There have been a lot of questions regarding the reopening of the beach. As most of you know, the City does not have jurisdiction over the beach. We have been dialoging with the County on a regular basis regarding strategies to provide access to the beach. However, we cannot make the decision to open the beach for our residents only, or any other select group, as many have written and called to request. When the beach is opened, even if on a limited use basis, we will not be able to restrict access and we will need to have sufficient personnel in place to enforce social distancing and limited use policies. Given the huge impact access to the beach will have on all our communities, the County must coordinate all beaches to open at the same time with the same guidelines. This will likely include Broward County as well. An isolated opening in any one area will bring an overwhelming amount of people to that area and create a very difficult situation to manage. Consequently, our discussions with County Mayor Gimenez have included the surrounding county managers (Broward, Monroe and Palm Beach). Every county and city that maintains access to a beach must be in a position to provide the enforcement resources to keep those on the beach safe and properly distanced once the beaches are opened, even if the opening is for a limited use basis. I hope this explanation provides some additional clarity on the decisions and coordination necessary when considering reopening beach access.

Concurrently, we are putting in a great deal of effort to determine the best course of action for the reopening of businesses. Although parks and beach openings are more important to our residents, getting our businesses up and running in a safe and manageable way also needs to be considered as a top priority.
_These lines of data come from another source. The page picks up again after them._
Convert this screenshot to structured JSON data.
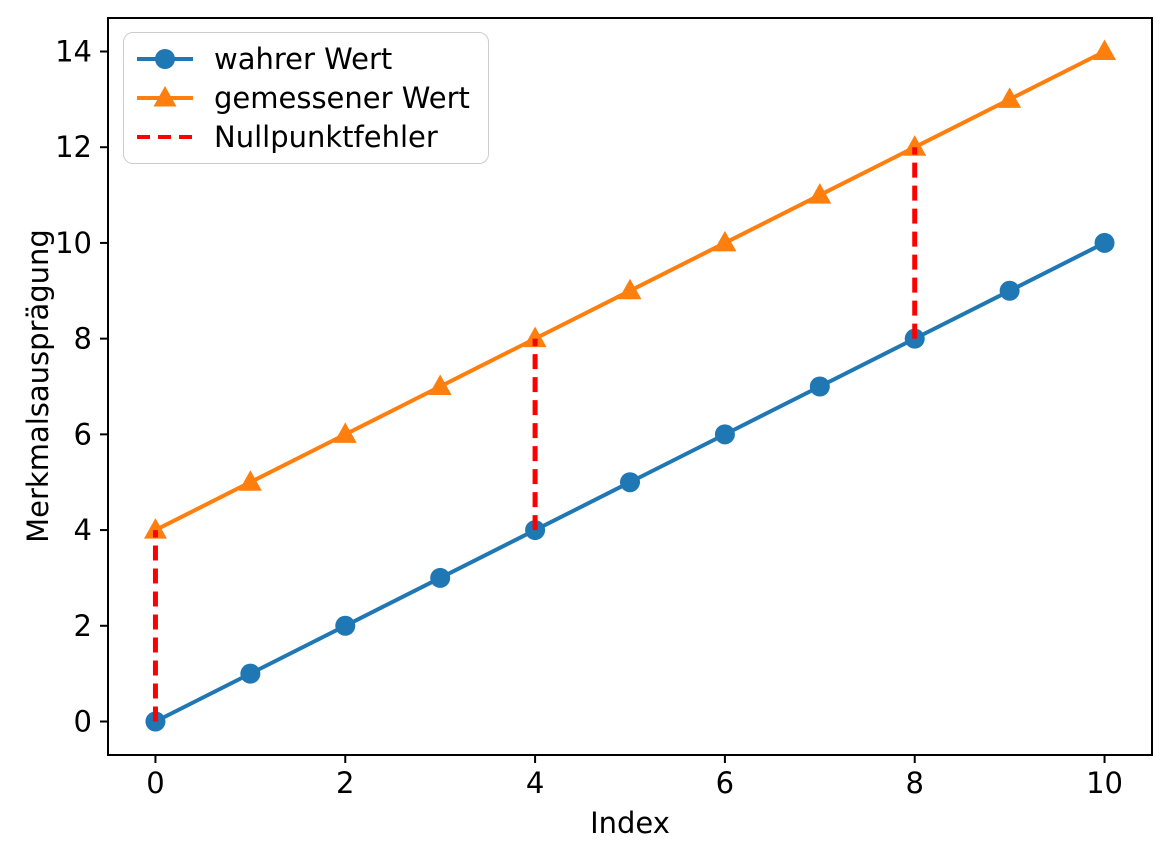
{
  "figure": {
    "background": "#ffffff",
    "text_color": "#000000",
    "spine_color": "#000000"
  },
  "chart_data": {
    "type": "line",
    "title": "",
    "xlabel": "Index",
    "ylabel": "Merkmalsausprägung",
    "xlim": [
      -0.5,
      10.5
    ],
    "ylim": [
      -0.7,
      14.7
    ],
    "xticks": [
      "0",
      "2",
      "4",
      "6",
      "8",
      "10"
    ],
    "xtick_values": [
      0,
      2,
      4,
      6,
      8,
      10
    ],
    "yticks": [
      "0",
      "2",
      "4",
      "6",
      "8",
      "10",
      "12",
      "14"
    ],
    "ytick_values": [
      0,
      2,
      4,
      6,
      8,
      10,
      12,
      14
    ],
    "grid": false,
    "legend_position": "upper left",
    "x": [
      0,
      1,
      2,
      3,
      4,
      5,
      6,
      7,
      8,
      9,
      10
    ],
    "series": [
      {
        "name": "wahrer Wert",
        "values": [
          0,
          1,
          2,
          3,
          4,
          5,
          6,
          7,
          8,
          9,
          10
        ],
        "color": "#1f77b4",
        "marker": "circle",
        "linestyle": "solid"
      },
      {
        "name": "gemessener Wert",
        "values": [
          4,
          5,
          6,
          7,
          8,
          9,
          10,
          11,
          12,
          13,
          14
        ],
        "color": "#ff7f0e",
        "marker": "triangle-up",
        "linestyle": "solid"
      }
    ],
    "annotations": {
      "name": "Nullpunktfehler",
      "type": "vertical-dashed-lines",
      "color": "#ff0000",
      "segments": [
        {
          "x": 0,
          "y_from": 0,
          "y_to": 4
        },
        {
          "x": 4,
          "y_from": 4,
          "y_to": 8
        },
        {
          "x": 8,
          "y_from": 8,
          "y_to": 12
        }
      ]
    },
    "legend": [
      {
        "label": "wahrer Wert",
        "color": "#1f77b4",
        "marker": "circle",
        "linestyle": "solid"
      },
      {
        "label": "gemessener Wert",
        "color": "#ff7f0e",
        "marker": "triangle-up",
        "linestyle": "solid"
      },
      {
        "label": "Nullpunktfehler",
        "color": "#ff0000",
        "marker": "none",
        "linestyle": "dashed"
      }
    ]
  }
}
As I indicated above, I understand that these are very frustrating times for all of us. Additionally, we all will not likely agree on any one course of action. There are many residents that feel strongly we maintain the current course, with as much social isolation for as long as possible. Those residents have argued against opening up our parks and beaches. However, in the end we are all part of a much broader regional community that will dictate certain actions take place whether we agree with them or not. As described above, my bias is toward putting careful and thoughtful safety measures in place and take relaxing our current restrictions one small step at a time. It is to the benefit of all, especially our most vulnerable population, to take the time to get it right.

I hope this message provides you with some perspective into the events that are shaping my thinking on how to guide our City through these most unprecedented times. As you have heard by now many times – we are all in this together. As your City government, your safety and wellbeing will always be our highest priority. May God bless all of us.